1. The antibody against virus (antigen) will bind to collagen; 2. This results in the destruction of the (human) cells / collagen;

Question 41

What is an antigen?

Answer 41

1. Foreign protein 2. (that) stimulates an immune response / production of antibody;

Question 42

What is an antibody?

Answer 42

1. A protein / immunoglobulin specific to an antigen; 2. Produced by B cells

Question 43

Bacterial meningitis is a potentially fatal disease affecting the membranes around the brain. Neisseria meningitidis (Nm) is a leading cause of bacterial meningitis. (a) In the UK, children are vaccinated against this disease. Describe how vaccination can lead to protection against bacterial meningitis.

Answer 43

1. Antigen / epitope on surface of N. meninigitidis / bacterium binds to surface protein / surface receptor on a (specific single) B cell. 2. (Activated) B cell divides by mitosis / produces clone; 3. (Division) stimulated by cytokines / by T cells; 4. B cells / plasma cells release antibodies; 5. (Some) B cells become memory cells; 6. Memory cells produce plasma / antibodies faster

Question 44

When a vaccine is given to a person, it leads to the production of antibodies against a disease-causing organism.
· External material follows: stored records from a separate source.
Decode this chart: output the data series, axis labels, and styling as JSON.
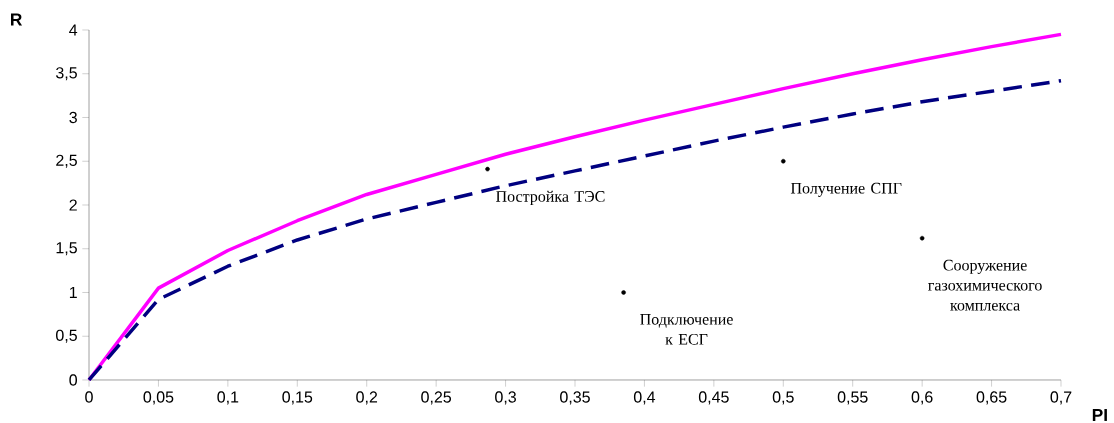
{
  "chart_data": {
    "type": "line",
    "xlabel": "PI",
    "ylabel": "R",
    "x": [
      0,
      0.05,
      0.1,
      0.15,
      0.2,
      0.25,
      0.3,
      0.35,
      0.4,
      0.45,
      0.5,
      0.55,
      0.6,
      0.65,
      0.7
    ],
    "series": [
      {
        "color": "#ff00ff",
        "line_style": "solid",
        "values": [
          0,
          1.05,
          1.48,
          1.82,
          2.12,
          2.35,
          2.58,
          2.78,
          2.97,
          3.15,
          3.33,
          3.5,
          3.66,
          3.81,
          3.95
        ]
      },
      {
        "color": "#000080",
        "line_style": "dashed",
        "values": [
          0,
          0.92,
          1.3,
          1.6,
          1.84,
          2.03,
          2.22,
          2.39,
          2.56,
          2.73,
          2.89,
          3.04,
          3.18,
          3.3,
          3.42
        ]
      },
      {
        "type": "scatter",
        "color": "#000000",
        "marker": "circle",
        "x": [
          0.287,
          0.385,
          0.5,
          0.6
        ],
        "values": [
          2.41,
          1.0,
          2.5,
          1.62
        ]
      }
    ],
    "xlim": [
      0,
      0.7
    ],
    "ylim": [
      0,
      4
    ],
    "xticks": [
      0,
      {
        "value": 0.05,
        "label": "0,05"
      },
      {
        "value": 0.1,
        "label": "0,1"
      },
      {
        "value": 0.15,
        "label": "0,15"
      },
      {
        "value": 0.2,
        "label": "0,2"
      },
      {
        "value": 0.25,
        "label": "0,25"
      },
      {
        "value": 0.3,
        "label": "0,3"
      },
      {
        "value": 0.35,
        "label": "0,35"
      },
      {
        "value": 0.4,
        "label": "0,4"
      },
      {
        "value": 0.45,
        "label": "0,45"
      },
      {
        "value": 0.5,
        "label": "0,5"
      },
      {
        "value": 0.55,
        "label": "0,55"
      },
      {
        "value": 0.6,
        "label": "0,6"
      },
      {
        "value": 0.65,
        "label": "0,65"
      },
      {
        "value": 0.7,
        "label": "0,7"
      }
    ],
    "yticks": [
      0,
      {
        "value": 0.5,
        "label": "0,5"
      },
      1,
      {
        "value": 1.5,
        "label": "1,5"
      },
      2,
      {
        "value": 2.5,
        "label": "2,5"
      },
      3,
      {
        "value": 3.5,
        "label": "3,5"
      },
      4
    ],
    "grid": false,
    "annotations": [
      {
        "text": "Постройка ТЭС",
        "x": 0.287,
        "y": 2.41
      },
      {
        "text": "Подключение к ЕСГ",
        "x": 0.385,
        "y": 1.0
      },
      {
        "text": "Получение СПГ",
        "x": 0.5,
        "y": 2.5
      },
      {
        "text": "Сооружение газохимического комплекса",
        "x": 0.6,
        "y": 1.62
      }
    ]
  }
}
Describe how.

Answer 44

1. Vaccine contains antigen from pathogen; 2. Macrophage presents antigen on its surface; 3. T cell with complementary receptor protein binds to antigen; 4. T cell stimulates B cell; 5. (With) complementary antibody on its surface; 6. B cell secretes large amounts of antibody; 7. B cell divides to form clone all secreting /producing same antibody.

Question 45

Describe the difference between active and passive immunity.

Answer 45

1. Active involves memory cells, passive does not; 2. Active involves production of antibody by plasma cells /memory cells; 3. Passive involves antibody introduced into body from outside /named source; 4. Active long term, because antibody produced in response toantigen; 5. Passive short term, because antibody (given) is broken down; 6. Active (can) take time to develop / work, passive fast acting.